CLEVELAND – Wes Johnson knows the timing isn’t ideal for the Minnesota Twins. It’s not easy for him either, or without personal pain.
Johnson left the Twins to return to his college coaching roots, taking over as LSU’s pitching coach. He said the decision had an emotional impact on him.
“Very tough,” Johnson said Monday at Progressive Field ahead of the Twins’ game against the Guardians. “I don’t know if I slept much last week. Very, very, very hard. It’s the hardest thing I’ve ever done.”
Johnson’s decision comes as the American League-leading Twins opened a five-game series against the second-placed Cleveland Guardians. Johnson will serve as Minnesota’s pitching coach throughout this series, which ends Thursday.
Sonny Gray pitched seven great innings in Monday’s opener, an 11-1 win for the Twins, then got emotional after the game when talking about Johnson leaving.
“It’s tough,” said the right-hander, who allowed just three singles. “He’s someone I’ve become very close to and I think if you know me a little bit, letting people in and building relationships in that regard, I’ve been on guard a lot.
“I was very angry with him today. I was very happy for him today. I used all the emotions and everything that was going on, I kind of used them to pour myself into the match.”
Twins president of baseball operations Derek Falvey said the team has ongoing discussions about how to replace Johnson for the remainder of this season and beyond. Johnson joined the Twins in 2019 after coaching at Arkansas. In the short term, reliever coach Pete Maki and assistant pitching coach Luis Ramirez should play major roles.
“It creates a bit of juggling,” Falvey said. “Our plan here is to work with the in-group that we have to play as Wes.”
Falvey called Johnson’s mid-season departure “unique”, but said he was confident the Twins were equipped to handle it. The same goes for manager Rocco Baldelli, who called a team meeting Sunday night upon arriving in Cleveland to brief his players on Johnson’s decision.
“We’re not going to ask anyone to be Wes,” he said. “That’s not how life works and that’s not how baseball works. We’re going to make sure we give our pitchers everything they need. We’re about as prepared as we can get. for something like that.
Johnson’s exit was as surprising as his arrival. He was widely believed to be the first college pitching coach to go straight to the major leagues when the Twins hired him from Arkansas, which was the 2018 College World Series national runner-up. Johnson spent nine seasons as a college pitching coach before the Twins drafted him, eyeing his background in biomechanics. He holds a master’s degree in kinesiology.
“Knowing Wes and having been blessed to appreciate and see him all these years, it’s not incredibly surprising to see him return to college play,” Baldelli said. “Am I incredibly happy to see this happening in the middle of the season? Of course not. No one is. There’s no getting around this discussion, but I’m not surprised to see him back. to something that he has a passion for and he loves and he’s really good at.”
Johnson was born in Atlanta and raised in Arkansas, where he kept a house during the offseason. It also made stops in Mississippi State, Dallas Baptist and Central Arkansas. He was a high school coach before entering the college ranks.
Johnson chaired the pitching staff of division champion teams in his first two years. The Twins returned to the top of the AL Central this season with a 3.78 ERA per team that ranks 11th in the majors. The Twins ranked 26th in the ERA last year, fourth in 2020 and ninth in 2019 while Johnson was in charge of personnel.

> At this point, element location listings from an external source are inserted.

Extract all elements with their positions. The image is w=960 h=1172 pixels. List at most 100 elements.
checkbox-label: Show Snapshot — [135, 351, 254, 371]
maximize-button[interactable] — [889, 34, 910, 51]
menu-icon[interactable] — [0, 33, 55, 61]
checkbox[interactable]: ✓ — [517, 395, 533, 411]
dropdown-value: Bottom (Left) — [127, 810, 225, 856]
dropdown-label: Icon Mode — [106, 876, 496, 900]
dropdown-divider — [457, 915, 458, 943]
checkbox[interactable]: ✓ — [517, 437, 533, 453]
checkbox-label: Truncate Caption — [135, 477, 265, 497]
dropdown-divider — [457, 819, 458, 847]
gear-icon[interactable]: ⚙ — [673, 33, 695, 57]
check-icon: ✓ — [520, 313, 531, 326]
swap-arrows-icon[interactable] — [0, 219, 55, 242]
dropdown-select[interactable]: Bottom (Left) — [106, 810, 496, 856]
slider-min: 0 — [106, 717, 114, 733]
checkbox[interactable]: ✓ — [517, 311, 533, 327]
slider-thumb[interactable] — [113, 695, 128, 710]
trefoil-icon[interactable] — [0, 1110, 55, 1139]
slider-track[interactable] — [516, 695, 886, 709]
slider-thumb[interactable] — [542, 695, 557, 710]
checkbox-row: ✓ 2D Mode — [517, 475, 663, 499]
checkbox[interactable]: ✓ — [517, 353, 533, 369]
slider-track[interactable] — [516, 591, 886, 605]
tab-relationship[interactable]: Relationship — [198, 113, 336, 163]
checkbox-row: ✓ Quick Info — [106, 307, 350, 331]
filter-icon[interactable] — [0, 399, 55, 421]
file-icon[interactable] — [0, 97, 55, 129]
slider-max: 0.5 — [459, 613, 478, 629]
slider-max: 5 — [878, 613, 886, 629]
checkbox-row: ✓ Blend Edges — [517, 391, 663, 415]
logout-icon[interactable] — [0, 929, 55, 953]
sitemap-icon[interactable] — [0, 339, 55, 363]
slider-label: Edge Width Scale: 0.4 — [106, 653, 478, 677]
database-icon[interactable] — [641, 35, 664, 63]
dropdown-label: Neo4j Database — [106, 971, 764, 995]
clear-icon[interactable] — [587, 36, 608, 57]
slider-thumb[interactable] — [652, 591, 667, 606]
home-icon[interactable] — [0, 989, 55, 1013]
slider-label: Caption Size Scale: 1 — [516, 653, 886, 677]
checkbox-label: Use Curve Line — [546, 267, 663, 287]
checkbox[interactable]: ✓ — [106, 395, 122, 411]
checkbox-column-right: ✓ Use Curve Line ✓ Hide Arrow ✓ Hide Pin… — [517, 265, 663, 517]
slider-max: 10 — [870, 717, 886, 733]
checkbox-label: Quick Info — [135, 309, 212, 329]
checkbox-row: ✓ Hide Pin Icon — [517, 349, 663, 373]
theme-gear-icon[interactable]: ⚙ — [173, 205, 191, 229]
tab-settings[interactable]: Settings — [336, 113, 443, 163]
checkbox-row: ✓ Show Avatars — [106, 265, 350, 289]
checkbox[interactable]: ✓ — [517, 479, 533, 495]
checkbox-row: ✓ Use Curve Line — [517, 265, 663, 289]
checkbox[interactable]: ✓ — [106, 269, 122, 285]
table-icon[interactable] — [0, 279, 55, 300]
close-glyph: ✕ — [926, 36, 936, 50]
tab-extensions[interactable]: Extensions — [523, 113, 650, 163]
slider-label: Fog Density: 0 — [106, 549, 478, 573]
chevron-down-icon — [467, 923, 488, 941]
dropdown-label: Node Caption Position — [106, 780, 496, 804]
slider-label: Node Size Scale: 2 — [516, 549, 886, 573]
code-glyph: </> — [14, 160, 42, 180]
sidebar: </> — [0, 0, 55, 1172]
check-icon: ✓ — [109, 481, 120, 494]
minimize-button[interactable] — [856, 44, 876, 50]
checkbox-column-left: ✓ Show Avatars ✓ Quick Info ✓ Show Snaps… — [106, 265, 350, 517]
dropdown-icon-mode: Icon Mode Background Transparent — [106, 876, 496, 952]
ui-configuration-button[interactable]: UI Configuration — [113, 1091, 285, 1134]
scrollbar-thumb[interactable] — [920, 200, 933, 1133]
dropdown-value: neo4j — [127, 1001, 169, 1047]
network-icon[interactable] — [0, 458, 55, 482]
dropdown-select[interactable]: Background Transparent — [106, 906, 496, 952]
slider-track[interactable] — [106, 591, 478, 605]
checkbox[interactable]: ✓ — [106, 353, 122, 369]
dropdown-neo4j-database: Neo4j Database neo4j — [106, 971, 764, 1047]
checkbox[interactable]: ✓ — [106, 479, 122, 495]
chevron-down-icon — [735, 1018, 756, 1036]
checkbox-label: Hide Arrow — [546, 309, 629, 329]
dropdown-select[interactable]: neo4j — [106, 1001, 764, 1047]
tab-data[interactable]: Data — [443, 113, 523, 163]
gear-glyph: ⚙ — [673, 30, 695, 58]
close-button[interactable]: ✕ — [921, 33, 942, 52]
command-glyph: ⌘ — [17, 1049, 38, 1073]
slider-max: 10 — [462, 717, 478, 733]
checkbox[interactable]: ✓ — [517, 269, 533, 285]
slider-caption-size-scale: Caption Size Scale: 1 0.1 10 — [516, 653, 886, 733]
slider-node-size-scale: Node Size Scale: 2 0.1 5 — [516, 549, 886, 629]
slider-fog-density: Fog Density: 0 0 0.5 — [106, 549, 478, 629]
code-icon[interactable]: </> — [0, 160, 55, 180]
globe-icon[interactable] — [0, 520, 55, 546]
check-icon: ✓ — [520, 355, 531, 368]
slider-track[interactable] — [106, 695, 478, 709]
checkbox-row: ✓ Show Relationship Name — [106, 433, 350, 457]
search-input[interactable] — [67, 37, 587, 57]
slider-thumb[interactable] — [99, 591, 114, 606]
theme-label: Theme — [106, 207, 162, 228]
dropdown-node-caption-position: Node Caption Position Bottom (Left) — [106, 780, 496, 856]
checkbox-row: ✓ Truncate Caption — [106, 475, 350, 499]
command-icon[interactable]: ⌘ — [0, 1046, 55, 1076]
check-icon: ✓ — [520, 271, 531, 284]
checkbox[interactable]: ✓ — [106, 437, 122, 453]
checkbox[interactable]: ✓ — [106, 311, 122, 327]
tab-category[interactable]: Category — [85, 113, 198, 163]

The Twins set a single-season club record with 1,463 strikeouts in 2019. Jose Berrios and Jake Odorizzi were All-Star selections in 2019, and Taylor Rogers made the team in 2021. Twins pitchers have regularly praised Johnson’s energy, positivity and wisdom as recently as Saturday night, when Chris Archer pitched five shutout innings with one hit allowed at Colorado.
“Wes is one of my biggest defenders,” Archer said after the 6-0 win at Target Field. “We do a lot of work, mental and physical, between starts.”
Johnson said he’s proud of the impact he’s had on young Minnesota pitchers.
“I think I brought energy every day,” he said. “I think every day I set myself up to win, like I do right now and like I will until the end of this road trip. No one is going to look at me and say it didn’t happen. not presented to work.”
Information from The Associated Press was used in this report.